A high-throughput, memory-efficient data distribution engine that reads records from flat-file sources and propagates them to multiple downstream systems with built-in resilience, rate limiting, and observability.
- Overview
- Architecture
- Features
- Quick Start
- Configuration
- Design Decisions
- Performance
- Non-Functional Features
- Extending the Engine
- Testing
- Project Structure
- License
Modern data architectures often require propagating data from a single source to multiple specialized systems—search indexes, analytics databases, caches, and third-party APIs. This engine solves that problem by providing:
- Multi-format ingestion: CSV, JSONL, and Fixed-width file support
- Parallel distribution: Simultaneous delivery to REST, gRPC, Message Queue, and Database sinks
- Production-grade resilience: Rate limiting, circuit breakers, retries, and dead letter queues
- Memory efficiency: Process files of any size with constant memory usage
+-----------------------------------------------------------------------------+
| FAN-OUT ENGINE |
+-----------------------------------------------------------------------------+
| |
| +-------------+ +------------------+ +---------------------------+ |
| | SOURCE | | ORCHESTRATOR | | SINKS | |
| | | | | | | |
| | CSV File |--->| Async Pipeline |--->| REST API (JSON) | |
| | JSONL File | | + Backpressure | | gRPC (Protobuf) | |
| | Fixed-Width| | + Rate Limiting | | Message Queue (XML) | |
| | | | | | Wide-Column DB (Avro) | |
| +-------------+ +---------+--------+ +---------------------------+ |
| | |
| v |
| +----------------------+ |
| | RESILIENCE | |
| | - Circuit Breaker | |
| | - Retry Handler | |
| | - Dead Letter Queue | |
| +----------------------+ |
| |
+-----------------------------------------------------------------------------+
For detailed architecture diagrams including data flow, threading model, and class relationships, see docs/ARCHITECTURE.md.

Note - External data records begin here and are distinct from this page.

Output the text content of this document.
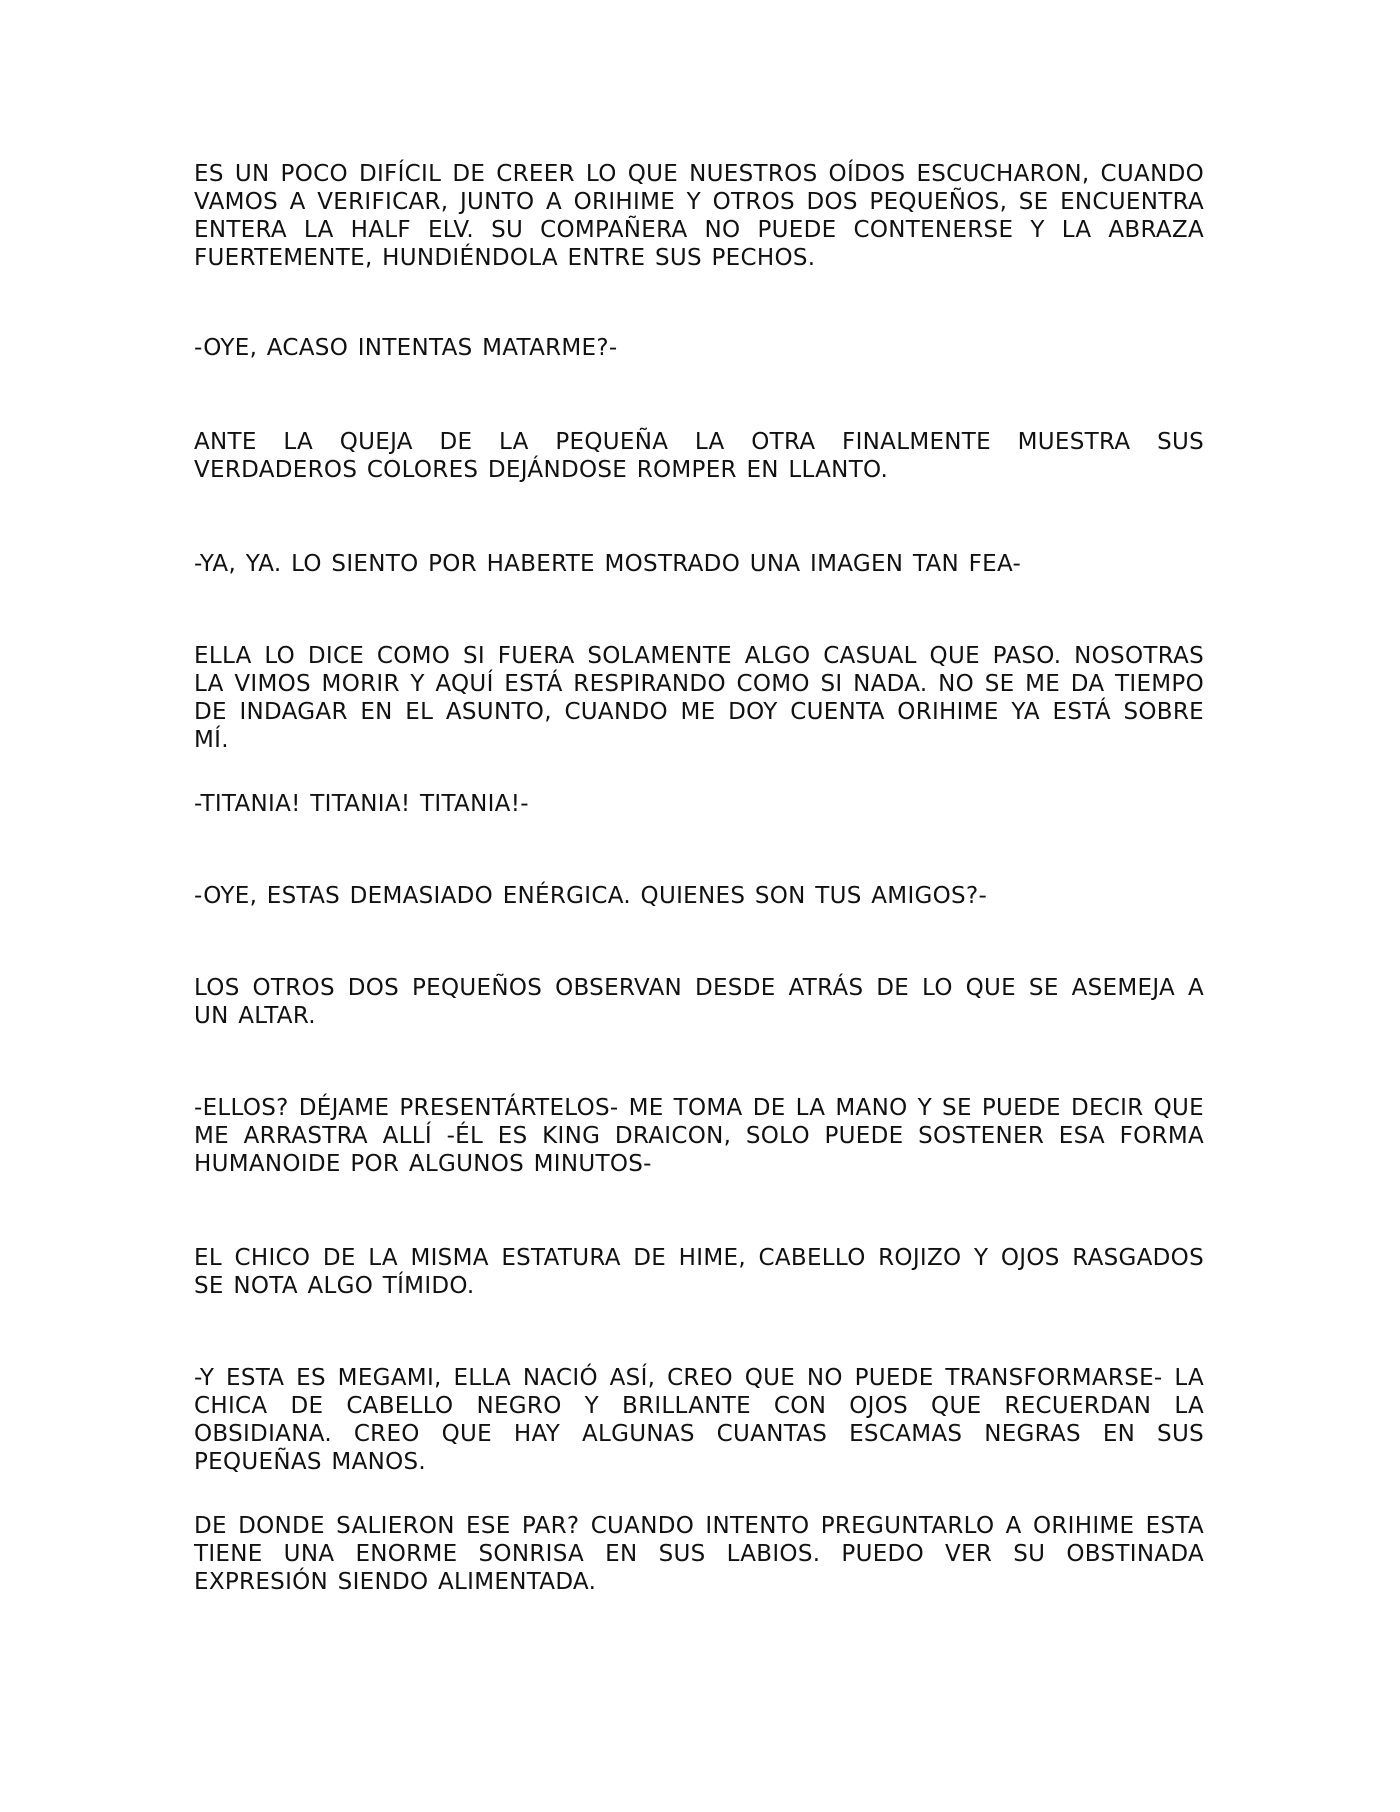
ES UN POCO DIFÍCIL DE CREER LO QUE NUESTROS OÍDOS ESCUCHARON, CUANDO VAMOS A VERIFICAR, JUNTO A ORIHIME Y OTROS DOS PEQUEÑOS, SE ENCUENTRA ENTERA LA HALF ELV. SU COMPAÑERA NO PUEDE CONTENERSE Y LA ABRAZA FUERTEMENTE, HUNDIÉNDOLA ENTRE SUS PECHOS.

-OYE, ACASO INTENTAS MATARME?-

ANTE LA QUEJA DE LA PEQUEÑA LA OTRA FINALMENTE MUESTRA SUS VERDADEROS COLORES DEJÁNDOSE ROMPER EN LLANTO.

-YA, YA. LO SIENTO POR HABERTE MOSTRADO UNA IMAGEN TAN FEA-

ELLA LO DICE COMO SI FUERA SOLAMENTE ALGO CASUAL QUE PASO. NOSOTRAS LA VIMOS MORIR Y AQUÍ ESTÁ RESPIRANDO COMO SI NADA. NO SE ME DA TIEMPO DE INDAGAR EN EL ASUNTO, CUANDO ME DOY CUENTA ORIHIME YA ESTÁ SOBRE MÍ.

-TITANIA! TITANIA! TITANIA!-

-OYE, ESTAS DEMASIADO ENÉRGICA. QUIENES SON TUS AMIGOS?-

LOS OTROS DOS PEQUEÑOS OBSERVAN DESDE ATRÁS DE LO QUE SE ASEMEJA A UN ALTAR.

-ELLOS? DÉJAME PRESENTÁRTELOS- ME TOMA DE LA MANO Y SE PUEDE DECIR QUE ME ARRASTRA ALLÍ -ÉL ES KING DRAICON, SOLO PUEDE SOSTENER ESA FORMA HUMANOIDE POR ALGUNOS MINUTOS-

EL CHICO DE LA MISMA ESTATURA DE HIME, CABELLO ROJIZO Y OJOS RASGADOS SE NOTA ALGO TÍMIDO.

-Y ESTA ES MEGAMI, ELLA NACIÓ ASÍ, CREO QUE NO PUEDE TRANSFORMARSE- LA CHICA DE CABELLO NEGRO Y BRILLANTE CON OJOS QUE RECUERDAN LA OBSIDIANA. CREO QUE HAY ALGUNAS CUANTAS ESCAMAS NEGRAS EN SUS PEQUEÑAS MANOS.

DE DONDE SALIERON ESE PAR? CUANDO INTENTO PREGUNTARLO A ORIHIME ESTA TIENE UNA ENORME SONRISA EN SUS LABIOS. PUEDO VER SU OBSTINADA EXPRESIÓN SIENDO ALIMENTADA.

| Format | Description | Use Case |
|---|---|---|
| CSV | Configurable delimiter, quote handling, header detection | Standard data exports |
| JSONL | Line-delimited JSON with nested object support | API exports, logs |
| Fixed-Width | Position-based column extraction | Mainframe/legacy systems |
| Output Format | Target System | Serialization |
|---|---|---|
| JSON | REST APIs | Jackson |
| Protocol Buffers | gRPC Services | google.protobuf.Struct |
| XML | Legacy Message Queues | Jackson XML |
| Avro | Wide-Column Databases | Apache Avro (dynamic schema) |
| Sink | Simulated Behavior |
|---|---|
| REST API | HTTP/2 POST with configurable latency, 4xx/5xx errors |
| gRPC | Unary streaming with UNAVAILABLE/DEADLINE_EXCEEDED errors |
| Message Queue | Kafka-like publishing with leader election scenarios |
| Wide-Column DB | Cassandra-style writes with consistency levels |
| Feature | Implementation | Purpose |
|---|---|---|
| Rate Limiting | Guava Token Bucket | Prevent overwhelming downstream services |
| Circuit Breaker | 3-state (CLOSED/OPEN/HALF_OPEN) | Fail fast on unhealthy services |
| Retry with Backoff | Exponential + jitter | Handle transient failures |
| Dead Letter Queue | File-based JSONL | Preserve failed records for replay |
| Backpressure | BlockingQueue | Prevent memory overflow |
Real-time metrics reported at configurable intervals:
╔══════════════════════════════════════════════════════════════════════════════╗
║ METRICS REPORT ║
╠══════════════════════════════════════════════════════════════════════════════╣
║ Elapsed: 00:00:05 │ Total Processed: 250 │ Throughput: 50.0/sec ║
╠══════════════════════════════════════════════════════════════════════════════╣
║ SINK │ SUCCESS │ FAILURE │ RETRIES │ AVG LATENCY ║
╠──────────────────────────────────────────────────────────────────────────────╣
║ REST API Sink │ 248 │ 2 │ 4 │ 15.32 ms ║
║ gRPC Sink │ 250 │ 0 │ 1 │ 8.45 ms ║
║ Message Queue Sink │ 249 │ 1 │ 2 │ 5.21 ms ║
║ Wide-Column DB Sink │ 250 │ 0 │ 0 │ 3.87 ms ║
╚══════════════════════════════════════════════════════════════════════════════╝
- Java 17 or higher
- Maven 3.9 or higher
mvn clean package -DskipTests# Using default configuration
java -jar target/distributed-data-fanout-engine-1.0.0.jar
# With custom configuration
java -jar target/distributed-data-fanout-engine-1.0.0.jar path/to/config.yaml
# Memory-constrained environment (constant memory usage)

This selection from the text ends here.